Harry trovò assolutamente erotico sentire Louis farsi sfuggire gemiti bassi ed inarticolati mentre lo prendeva in bocca. Premette una mano sulla propria erezione, per trovare un minimo di sollievo; iniziò a succhiare, ad accarezzare i testicoli dell'altro accompagnandolo, a passare la lingua sulla vena pulsante che aveva vicino alla punta, sentendolo soffocare una imprecazione.
Lo stava soggiogando; era totalmente alla sua mercé, e quel pensiero lo eccitò all'inverosimile. Louis era sotto di lui, riverso sul pianoforte, a sua completa disposizione. Si sentì così eccitato all'idea che si impose di non venire nei pantaloni come un ragazzino, rallentando il ritmo, facendo riaprire gli occhi a Louis, che era sopraffatto.
Louis spinse all'indietro Harry alzandosi, slacciando la cintura dei suoi jeans mentre cercava la sua bocca.

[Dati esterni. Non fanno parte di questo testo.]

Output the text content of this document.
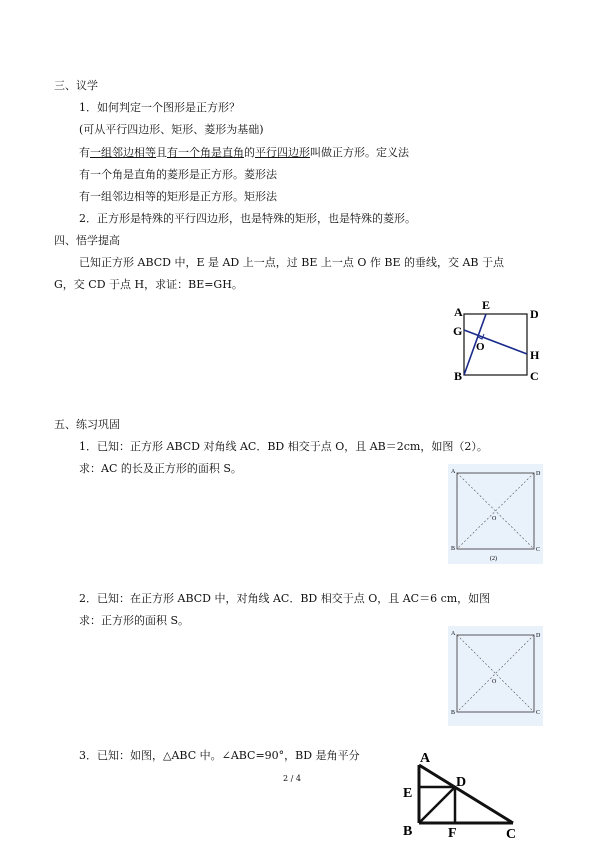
三、议学
1．如何判定一个图形是正方形？
(可从平行四边形、矩形、菱形为基础)
有一组邻边相等且有一个角是直角的平行四边形叫做正方形。定义法
有一个角是直角的菱形是正方形。菱形法
有一组邻边相等的矩形是正方形。矩形法
2．正方形是特殊的平行四边形，也是特殊的矩形，也是特殊的菱形。
四、悟学提高
已知正方形 ABCD 中，E 是 AD 上一点，过 BE 上一点 O 作 BE 的垂线，交 AB 于点
G，交 CD 于点 H，求证：BE=GH。
A E
D
G
O
H
B	C
五、练习巩固
1．已知：正方形 ABCD 对角线 AC．BD 相交于点 O，且 AB＝2cm，如图（2）。
求：AC 的长及正方形的面积 S。	A	D
O
B	C
(2)
2．已知：在正方形 ABCD 中，对角线 AC．BD 相交于点 O，且 AC＝6 cm，如图
求：正方形的面积 S。
A	D
O
B	C
3．已知：如图，△ABC 中。∠ABC=90°，BD 是角平分
2 / 4
A
D
E
B	F	C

Con un po' di difficoltà gli fece abbassare i pantaloni strettissimi ed i boxer, aiutandolo a mantenere l'equilibrio, per poi afferrarlo delicatamente.
-Louis, io..-
-Ssst..lo so- lo tacitò l'altro, abbassandosi fino a mettersi in ginocchio.
Harry distolse lo sguardo: se l'avesse guardato ora, sarebbe venuto all'istante. Strinse i denti e cercò di respirare, mentre Louis abbassava il pugno chiuso stretto attorno a lui e lo accoglieva nella sua bocca, facendogli sentire le labbra umide e ruvide, mandandogli lampi di piacere con la lingua, impedendogli di venire stringendolo alla base.
-Louis..- lo implorò.
L''altro rallentò, alleviando leggermente la deliziosa sofferenza, ed Harry si arrischiò a gettare uno sguardo in basso.
Era uno spettacolo. Era troppo. Sgranando gli occhi, lo vide infilarsi due dita in bocca e portarle dietro, ma subito lo interruppe:
- No-
Lo fece alzare e girare, spingendolo gentilmente sul piano. Louis appoggiò la guancia bollente sul legno, mordendosi un pugno, mentre la lingua di Harry lo forzava dolcemente, insistente, alternata alla bocca che lo succhiava, facendolo sentire come se le fiamme lo divorassero.
Le dita sostituirono la lingua, mentre l'altra mano tornava al suo membro, alleviandogli il fastidio con stoccate decise.
-Harry..-
Harry aveva il cuore in gola. Era eccitato all'inverosimile, spaventato di potergli far male, bramoso di raggiungere il culmine del piacere che sembrava vicinissimo.
Fu Louis ad afferrarlo e ad allinearlo contro la propria apertura, incoraggiandolo a fare quello che non aveva mai fatto prima d'ora.
Trattenendosi, si fece strada. Louis era caldissimo e strettissimo, una combinazione fatale, ed Harry si fermò, già quasi al culmine.
Dopo qualche momento, Louis si mosse sotto di lui.
Paradiso. Estasi. Il mondo cessò di esistere. C'erano solo loro due, c'era solo Louis sotto di sé, c'era un orgasmo subito dietro l'angolo che scosse le radici della sua coscienza, devastante, forte come una frana. Harry si sentì trascinare giù mentre Louis cavalcava l'onda del proprio piacere, esausto, sfibrato, e fu Louis a girarsi e a tenerlo abbracciato per qualche istante, mentre tornava cosciente di sé stesso.